Norway’s Contribution to European Collaboration

As National Lead on the Joint Action project JARDIN WP8, Sigurdsen is key in sharing Norway’s implementation experiences with European partners.

– Through our early implementation of ORPHAcodes, Norway has gained valuable experience that we actively share with our European partners, says Sigurdsen. – The solutions we’ve developed have proven effective.

Knowledge exchange now ensures that best practices spread efficiently across European healthcare systems. By working together and sharing solutions, we can progress much faster than individual countries could.

– The challenges we face with rare diseases don’t stop at national borders, says Sigurdsen. On the contrary, aggregating rare disease patients across Europe provides a clinical and academic situation that more closely resembles that of common diagnoses, when it comes to discussing cases and conditions for research on available treatments and treatment comparisons.
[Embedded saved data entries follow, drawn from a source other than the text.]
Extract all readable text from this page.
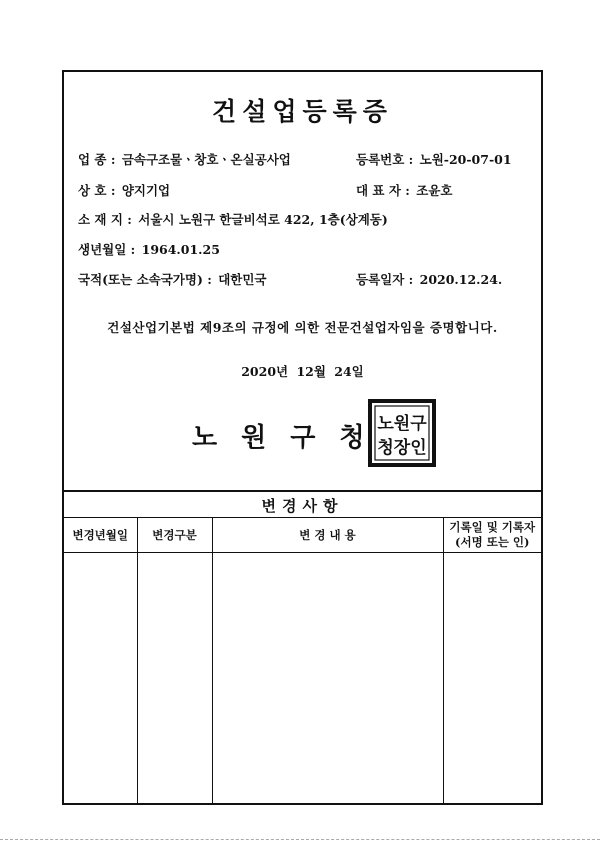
건설업등록증
업 종 : 금속구조물ㆍ창호ㆍ온실공사업	등록번호 : 노원-20-07-01
상 호 : 양지기업	대 표 자 : 조윤호
소 재 지 : 서울시 노원구 한글비석로 422, 1층(상계동)
생년월일 : 1964.01.25
국적(또는 소속국가명) : 대한민국	등록일자 : 2020.12.24.
건설산업기본법 제9조의 규정에 의한 전문건설업자임을 증명합니다.
2020년 12월 24일
노원구청
노원구
청장인
변경사항
변경년월일	변경구분	변 경 내 용	기록일 및 기록자
(서명 또는 인)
Digital Integration and Future Plans

Norway is now focusing on integrating ORPHAcodes into its broader digital health infrastructure.

– We are simultaneously working on several essential elements: the technical implementation in health record systems, the development of a National registry, and integration with European collaboration platforms and quality models, summarises Sigurdsen.

Key components of this digital integration include:

  1. Implementation of ORPHAcodes in the two types of electronic health record systems across Norway’s regional health authorities: DIPS and EPIC
  2. The Norwegian Directorate of Health’s model for patient summaries in the national e-health solutions, where ORPHAcodes are now being incorporated into national information models
  3. Integration with the updated Clinical Patient Management System (CPMS), which will enable the exchange of de-identified patient information across European borders
  4. Further development of the web portal Sjelden.no, with an open information database of approximately 1,300 rare diseases registered in Norway for professional users

Sigurdsen emphasises the practical focus of these developments: – The central question is how the different ICT-solutions are designed and share data as useful support in everyday clinical practice and in clinical research on rare disease patients.

How can we ensure that technology facilitates the provision of quality care for patients with rare diseases? How is health research supported in finding new and better treatments for this underrepresented patient group? These are the practical challenges we are now working to solve.

These questions are beeing addressed through specific use cases and workshops as Norway continues to build on its implementation experience – knowledge that will benefit the broader European effort to improve care for patients with rare diseases, says Sigurdsen.